There were a number of sessions, presentations and posters at the conference reporting weight gain – especially associated with DTG.

These presentations stood out as they demonstrate an independent effect of TAF  and very rapid early weight gain with BIC as well as DTG (of note this second analysis was funded by ViiV, the originator manufacturer of DTG and the title suggests this was a BIC effect but the two agents seem to be very similar). Both these cohorts are at least 80% men and it is likely, from what we have seen in previous studies, that this weight increase could be worse in women, particularly black women.

The observation in adolescents is also important as weight change in children and adolescents is both harder to evaluate (as they are growing) and has been poorly documented to date.

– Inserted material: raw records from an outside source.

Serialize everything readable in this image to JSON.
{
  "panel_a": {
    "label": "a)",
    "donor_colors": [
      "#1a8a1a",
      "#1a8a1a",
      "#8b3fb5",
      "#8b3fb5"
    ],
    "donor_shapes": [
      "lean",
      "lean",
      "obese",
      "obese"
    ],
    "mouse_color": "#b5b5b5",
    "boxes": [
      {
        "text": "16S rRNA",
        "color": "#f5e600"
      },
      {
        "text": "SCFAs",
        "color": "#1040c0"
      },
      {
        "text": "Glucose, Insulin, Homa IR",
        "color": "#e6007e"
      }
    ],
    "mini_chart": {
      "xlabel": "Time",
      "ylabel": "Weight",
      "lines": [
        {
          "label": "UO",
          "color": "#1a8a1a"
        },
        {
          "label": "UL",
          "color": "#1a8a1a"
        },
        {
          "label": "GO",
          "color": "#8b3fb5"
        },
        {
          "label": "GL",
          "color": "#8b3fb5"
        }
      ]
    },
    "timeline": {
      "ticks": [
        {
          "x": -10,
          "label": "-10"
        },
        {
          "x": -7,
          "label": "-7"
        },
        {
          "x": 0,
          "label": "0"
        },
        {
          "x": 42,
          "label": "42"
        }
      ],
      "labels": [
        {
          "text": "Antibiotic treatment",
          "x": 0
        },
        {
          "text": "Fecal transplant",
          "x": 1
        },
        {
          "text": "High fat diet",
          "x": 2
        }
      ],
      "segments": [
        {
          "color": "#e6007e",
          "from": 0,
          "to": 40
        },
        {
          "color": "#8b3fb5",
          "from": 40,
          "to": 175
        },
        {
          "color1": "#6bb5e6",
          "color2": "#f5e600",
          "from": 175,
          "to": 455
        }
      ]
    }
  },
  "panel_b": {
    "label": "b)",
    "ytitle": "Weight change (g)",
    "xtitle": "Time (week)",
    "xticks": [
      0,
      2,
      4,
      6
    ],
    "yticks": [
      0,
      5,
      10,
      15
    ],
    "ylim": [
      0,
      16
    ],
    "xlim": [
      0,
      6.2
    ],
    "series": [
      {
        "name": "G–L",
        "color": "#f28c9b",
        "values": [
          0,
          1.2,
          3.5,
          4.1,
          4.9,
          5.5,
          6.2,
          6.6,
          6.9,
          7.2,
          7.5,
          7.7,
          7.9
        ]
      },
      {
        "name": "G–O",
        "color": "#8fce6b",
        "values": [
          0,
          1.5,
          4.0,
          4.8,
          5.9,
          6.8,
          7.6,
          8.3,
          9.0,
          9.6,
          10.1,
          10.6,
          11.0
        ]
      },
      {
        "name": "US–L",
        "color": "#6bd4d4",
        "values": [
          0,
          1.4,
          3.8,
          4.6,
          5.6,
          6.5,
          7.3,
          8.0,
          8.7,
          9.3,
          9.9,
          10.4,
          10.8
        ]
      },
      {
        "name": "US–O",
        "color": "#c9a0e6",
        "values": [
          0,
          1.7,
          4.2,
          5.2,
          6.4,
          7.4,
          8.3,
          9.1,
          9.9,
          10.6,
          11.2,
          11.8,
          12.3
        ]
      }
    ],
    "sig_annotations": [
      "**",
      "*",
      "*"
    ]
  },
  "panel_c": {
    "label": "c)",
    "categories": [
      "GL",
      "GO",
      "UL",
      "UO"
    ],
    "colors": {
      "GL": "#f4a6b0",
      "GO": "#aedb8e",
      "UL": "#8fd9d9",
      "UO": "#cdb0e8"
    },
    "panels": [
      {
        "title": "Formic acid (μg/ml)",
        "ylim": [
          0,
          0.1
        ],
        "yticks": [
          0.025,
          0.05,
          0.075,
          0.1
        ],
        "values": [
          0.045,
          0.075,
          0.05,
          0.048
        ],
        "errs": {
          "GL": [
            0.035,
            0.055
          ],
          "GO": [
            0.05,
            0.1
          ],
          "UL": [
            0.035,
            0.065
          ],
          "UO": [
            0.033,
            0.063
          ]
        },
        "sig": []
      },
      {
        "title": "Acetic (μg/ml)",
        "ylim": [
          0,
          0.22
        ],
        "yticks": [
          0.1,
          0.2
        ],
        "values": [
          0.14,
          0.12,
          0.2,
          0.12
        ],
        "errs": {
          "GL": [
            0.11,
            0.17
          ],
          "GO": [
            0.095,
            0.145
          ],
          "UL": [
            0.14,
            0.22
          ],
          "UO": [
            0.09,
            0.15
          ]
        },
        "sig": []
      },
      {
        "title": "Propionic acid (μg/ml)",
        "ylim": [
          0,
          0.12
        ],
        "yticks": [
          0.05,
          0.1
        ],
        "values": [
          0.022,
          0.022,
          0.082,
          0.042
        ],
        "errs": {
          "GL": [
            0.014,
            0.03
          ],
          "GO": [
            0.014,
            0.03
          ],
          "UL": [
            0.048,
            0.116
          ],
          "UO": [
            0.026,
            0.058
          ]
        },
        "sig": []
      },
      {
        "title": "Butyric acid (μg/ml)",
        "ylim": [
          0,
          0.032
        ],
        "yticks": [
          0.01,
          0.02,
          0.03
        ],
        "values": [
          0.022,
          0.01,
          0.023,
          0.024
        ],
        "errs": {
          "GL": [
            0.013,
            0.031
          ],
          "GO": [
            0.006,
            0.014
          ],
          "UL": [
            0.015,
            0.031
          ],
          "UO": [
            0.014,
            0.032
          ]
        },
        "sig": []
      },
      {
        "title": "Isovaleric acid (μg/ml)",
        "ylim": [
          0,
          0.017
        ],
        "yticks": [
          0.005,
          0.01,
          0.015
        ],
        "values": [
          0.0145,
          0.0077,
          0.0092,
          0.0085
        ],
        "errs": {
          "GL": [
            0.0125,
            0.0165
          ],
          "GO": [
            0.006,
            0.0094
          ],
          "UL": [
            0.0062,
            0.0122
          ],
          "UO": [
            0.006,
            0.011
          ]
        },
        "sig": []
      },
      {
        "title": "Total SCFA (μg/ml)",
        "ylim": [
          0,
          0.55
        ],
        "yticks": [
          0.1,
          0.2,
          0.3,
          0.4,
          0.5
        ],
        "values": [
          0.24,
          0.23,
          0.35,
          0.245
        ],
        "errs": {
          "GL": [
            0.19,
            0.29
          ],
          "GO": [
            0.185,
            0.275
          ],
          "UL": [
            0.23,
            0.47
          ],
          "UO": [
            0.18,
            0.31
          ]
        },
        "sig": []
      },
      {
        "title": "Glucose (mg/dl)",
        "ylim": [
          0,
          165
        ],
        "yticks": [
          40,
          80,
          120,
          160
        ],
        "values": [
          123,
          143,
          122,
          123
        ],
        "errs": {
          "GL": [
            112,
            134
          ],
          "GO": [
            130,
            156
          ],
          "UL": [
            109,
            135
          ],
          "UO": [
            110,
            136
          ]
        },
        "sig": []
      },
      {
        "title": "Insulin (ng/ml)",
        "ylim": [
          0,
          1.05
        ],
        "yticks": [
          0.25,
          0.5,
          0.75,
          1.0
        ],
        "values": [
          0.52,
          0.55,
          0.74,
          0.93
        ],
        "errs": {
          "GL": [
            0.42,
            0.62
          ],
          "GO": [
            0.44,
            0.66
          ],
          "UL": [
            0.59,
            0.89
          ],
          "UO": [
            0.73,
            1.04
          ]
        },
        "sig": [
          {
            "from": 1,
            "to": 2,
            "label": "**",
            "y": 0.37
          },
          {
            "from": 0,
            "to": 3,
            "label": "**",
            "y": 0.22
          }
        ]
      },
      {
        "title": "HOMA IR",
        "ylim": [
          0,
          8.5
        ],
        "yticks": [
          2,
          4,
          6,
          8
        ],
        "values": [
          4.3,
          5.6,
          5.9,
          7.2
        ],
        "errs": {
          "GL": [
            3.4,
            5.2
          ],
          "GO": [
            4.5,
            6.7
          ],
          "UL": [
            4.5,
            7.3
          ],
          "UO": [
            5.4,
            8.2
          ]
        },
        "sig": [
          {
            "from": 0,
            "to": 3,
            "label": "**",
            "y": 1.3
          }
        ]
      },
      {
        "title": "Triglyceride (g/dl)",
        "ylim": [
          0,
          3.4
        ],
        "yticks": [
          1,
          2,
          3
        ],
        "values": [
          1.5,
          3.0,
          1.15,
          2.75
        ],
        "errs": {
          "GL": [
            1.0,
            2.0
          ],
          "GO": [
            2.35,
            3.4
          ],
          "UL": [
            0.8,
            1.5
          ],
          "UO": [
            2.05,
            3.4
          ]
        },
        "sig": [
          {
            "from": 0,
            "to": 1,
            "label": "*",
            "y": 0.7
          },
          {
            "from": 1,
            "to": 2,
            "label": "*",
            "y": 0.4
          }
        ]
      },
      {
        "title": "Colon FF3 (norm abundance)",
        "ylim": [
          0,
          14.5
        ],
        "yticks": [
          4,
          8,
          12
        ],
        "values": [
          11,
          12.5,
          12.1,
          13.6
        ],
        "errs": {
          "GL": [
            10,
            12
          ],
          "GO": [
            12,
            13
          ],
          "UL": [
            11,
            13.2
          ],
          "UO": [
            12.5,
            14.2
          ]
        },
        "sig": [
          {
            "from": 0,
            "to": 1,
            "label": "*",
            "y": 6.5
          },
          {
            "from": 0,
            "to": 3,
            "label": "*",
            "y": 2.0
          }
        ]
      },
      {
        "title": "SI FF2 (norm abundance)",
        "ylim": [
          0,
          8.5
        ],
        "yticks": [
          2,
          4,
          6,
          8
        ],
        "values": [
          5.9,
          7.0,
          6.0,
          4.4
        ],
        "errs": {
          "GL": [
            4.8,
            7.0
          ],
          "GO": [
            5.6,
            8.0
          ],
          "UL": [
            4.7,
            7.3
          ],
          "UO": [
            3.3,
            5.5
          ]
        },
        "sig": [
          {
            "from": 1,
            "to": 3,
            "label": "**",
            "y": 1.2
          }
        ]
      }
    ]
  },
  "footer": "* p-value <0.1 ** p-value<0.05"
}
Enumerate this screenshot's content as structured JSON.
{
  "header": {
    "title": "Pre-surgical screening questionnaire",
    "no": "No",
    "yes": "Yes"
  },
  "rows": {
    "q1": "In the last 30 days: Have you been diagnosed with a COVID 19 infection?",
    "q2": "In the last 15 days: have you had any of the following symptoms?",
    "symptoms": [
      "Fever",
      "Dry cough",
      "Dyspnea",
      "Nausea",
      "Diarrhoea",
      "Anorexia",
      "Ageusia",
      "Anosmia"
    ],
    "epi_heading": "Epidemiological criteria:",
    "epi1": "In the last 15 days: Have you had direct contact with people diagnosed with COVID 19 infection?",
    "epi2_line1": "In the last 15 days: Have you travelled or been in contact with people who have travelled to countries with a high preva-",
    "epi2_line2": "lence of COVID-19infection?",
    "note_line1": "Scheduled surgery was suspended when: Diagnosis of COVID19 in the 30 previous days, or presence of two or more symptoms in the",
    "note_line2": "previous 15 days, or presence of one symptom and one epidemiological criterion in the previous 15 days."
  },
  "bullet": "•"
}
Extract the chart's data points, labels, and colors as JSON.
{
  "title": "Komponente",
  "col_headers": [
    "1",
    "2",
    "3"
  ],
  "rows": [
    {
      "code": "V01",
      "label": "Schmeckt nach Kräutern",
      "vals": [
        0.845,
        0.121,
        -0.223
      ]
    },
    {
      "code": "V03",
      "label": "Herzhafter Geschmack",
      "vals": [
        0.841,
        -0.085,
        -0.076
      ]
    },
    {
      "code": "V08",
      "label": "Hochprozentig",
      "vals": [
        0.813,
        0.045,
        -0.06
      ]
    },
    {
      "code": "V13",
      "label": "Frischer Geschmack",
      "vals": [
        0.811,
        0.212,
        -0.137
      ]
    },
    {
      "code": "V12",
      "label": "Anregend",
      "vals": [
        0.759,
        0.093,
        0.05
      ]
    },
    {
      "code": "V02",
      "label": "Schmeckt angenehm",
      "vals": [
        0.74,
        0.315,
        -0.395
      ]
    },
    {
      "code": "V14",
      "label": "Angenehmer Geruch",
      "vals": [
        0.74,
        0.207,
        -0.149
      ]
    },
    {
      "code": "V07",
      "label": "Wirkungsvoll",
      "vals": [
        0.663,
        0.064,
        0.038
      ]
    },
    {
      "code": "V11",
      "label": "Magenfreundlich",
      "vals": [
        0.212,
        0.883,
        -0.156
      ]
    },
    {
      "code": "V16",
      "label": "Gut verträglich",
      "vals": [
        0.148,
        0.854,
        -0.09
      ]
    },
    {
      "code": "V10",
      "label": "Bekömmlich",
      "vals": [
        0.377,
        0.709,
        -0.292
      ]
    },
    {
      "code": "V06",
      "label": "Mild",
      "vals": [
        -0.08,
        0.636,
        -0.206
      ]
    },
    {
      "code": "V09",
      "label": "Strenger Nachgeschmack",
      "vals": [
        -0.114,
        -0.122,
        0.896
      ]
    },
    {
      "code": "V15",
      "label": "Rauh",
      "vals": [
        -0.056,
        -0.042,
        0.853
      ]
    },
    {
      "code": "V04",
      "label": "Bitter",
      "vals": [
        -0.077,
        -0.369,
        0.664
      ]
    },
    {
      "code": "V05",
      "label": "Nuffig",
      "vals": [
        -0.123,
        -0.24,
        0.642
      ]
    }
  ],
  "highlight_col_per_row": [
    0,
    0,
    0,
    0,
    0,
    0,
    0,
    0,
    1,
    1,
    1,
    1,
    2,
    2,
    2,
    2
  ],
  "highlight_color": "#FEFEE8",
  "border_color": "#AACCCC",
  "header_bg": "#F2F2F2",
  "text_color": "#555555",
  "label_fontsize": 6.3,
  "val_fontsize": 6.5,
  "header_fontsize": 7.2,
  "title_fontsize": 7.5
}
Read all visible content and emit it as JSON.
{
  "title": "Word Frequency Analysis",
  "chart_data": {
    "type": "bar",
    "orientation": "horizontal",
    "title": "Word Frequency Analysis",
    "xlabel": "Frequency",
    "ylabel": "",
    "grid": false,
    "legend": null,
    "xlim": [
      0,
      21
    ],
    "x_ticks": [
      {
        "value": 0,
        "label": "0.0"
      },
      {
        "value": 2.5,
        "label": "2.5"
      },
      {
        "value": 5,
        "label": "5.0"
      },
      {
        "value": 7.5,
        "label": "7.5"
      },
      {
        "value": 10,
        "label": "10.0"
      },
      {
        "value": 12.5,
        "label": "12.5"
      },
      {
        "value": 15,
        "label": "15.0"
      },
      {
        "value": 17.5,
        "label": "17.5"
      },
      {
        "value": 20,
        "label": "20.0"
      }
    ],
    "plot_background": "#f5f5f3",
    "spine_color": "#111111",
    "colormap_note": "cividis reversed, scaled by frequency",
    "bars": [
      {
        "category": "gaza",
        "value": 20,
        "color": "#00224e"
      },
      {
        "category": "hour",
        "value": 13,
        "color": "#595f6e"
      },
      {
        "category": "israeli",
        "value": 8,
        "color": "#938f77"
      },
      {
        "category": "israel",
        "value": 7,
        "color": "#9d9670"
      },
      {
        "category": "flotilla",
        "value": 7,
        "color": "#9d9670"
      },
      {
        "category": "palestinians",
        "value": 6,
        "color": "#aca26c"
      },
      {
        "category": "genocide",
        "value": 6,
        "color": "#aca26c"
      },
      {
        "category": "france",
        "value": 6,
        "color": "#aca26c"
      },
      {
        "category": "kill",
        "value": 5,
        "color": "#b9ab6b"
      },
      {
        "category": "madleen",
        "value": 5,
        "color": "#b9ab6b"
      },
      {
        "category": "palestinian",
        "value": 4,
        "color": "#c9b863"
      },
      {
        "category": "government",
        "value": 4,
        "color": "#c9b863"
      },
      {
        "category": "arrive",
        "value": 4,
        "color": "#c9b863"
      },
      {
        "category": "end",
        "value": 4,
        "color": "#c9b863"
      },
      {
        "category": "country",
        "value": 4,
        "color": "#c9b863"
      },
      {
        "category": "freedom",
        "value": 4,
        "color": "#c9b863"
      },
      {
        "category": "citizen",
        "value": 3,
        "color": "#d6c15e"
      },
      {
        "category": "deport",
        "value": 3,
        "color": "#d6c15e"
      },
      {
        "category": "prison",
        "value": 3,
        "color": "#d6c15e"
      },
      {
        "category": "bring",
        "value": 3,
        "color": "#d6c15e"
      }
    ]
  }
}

The investigators urge caution in interpreting these data and the need for further investigation both from their own cohort and other groups.


  1. Clayden P. ADVANCE 96-week results: dolutegravir weight gain continues, especially in women and when used with TAF – no evidence of a plateau. HTB. 22 July 2020.
  2. Clayden P. Dolutegravir non-inferior to efavirenz at week 96 in the NAMSAL study but associated with substantial weight gain. HTB. 20 August 2020.
  3. Clayden P. Switching from efavirenz- to dolutegravir-based ART second-line achieved good rates of suppression: first results from the VISEND study. HTB. 20 August 2020.
  4. Clayden P. Dolutegravir associated with weight gain in African ART programmes: findings from AFRICOS. HTB. 
  5. Mallon P et al. Weight gain before and after switch from TDF to TAF. AIDS 2020 virtual. 6–10 July 2020. Oral abstract OAB0604. (abstract)
  6. Ruderman SA et al. Early weight changes associated with bictegravir-based regimens compared to other integrase inhibitors following ART-initiation in ART-naive people living with HIV. AIDS 2020 virtual. 6–10 July 2020. Poster abstract PEC0450. (poster)
  7. Thivalapill N et al. Optimization to dolutegravir-based ART in a cohort of virally suppressed adolescents is associated with an increase in the rate of BMI change and odds of becoming overweight. AIDS 2020 virtual. 6–10 July 2020. Oral abstract OAB0106. (abstract)

This article was originally posted on 22 August 2020.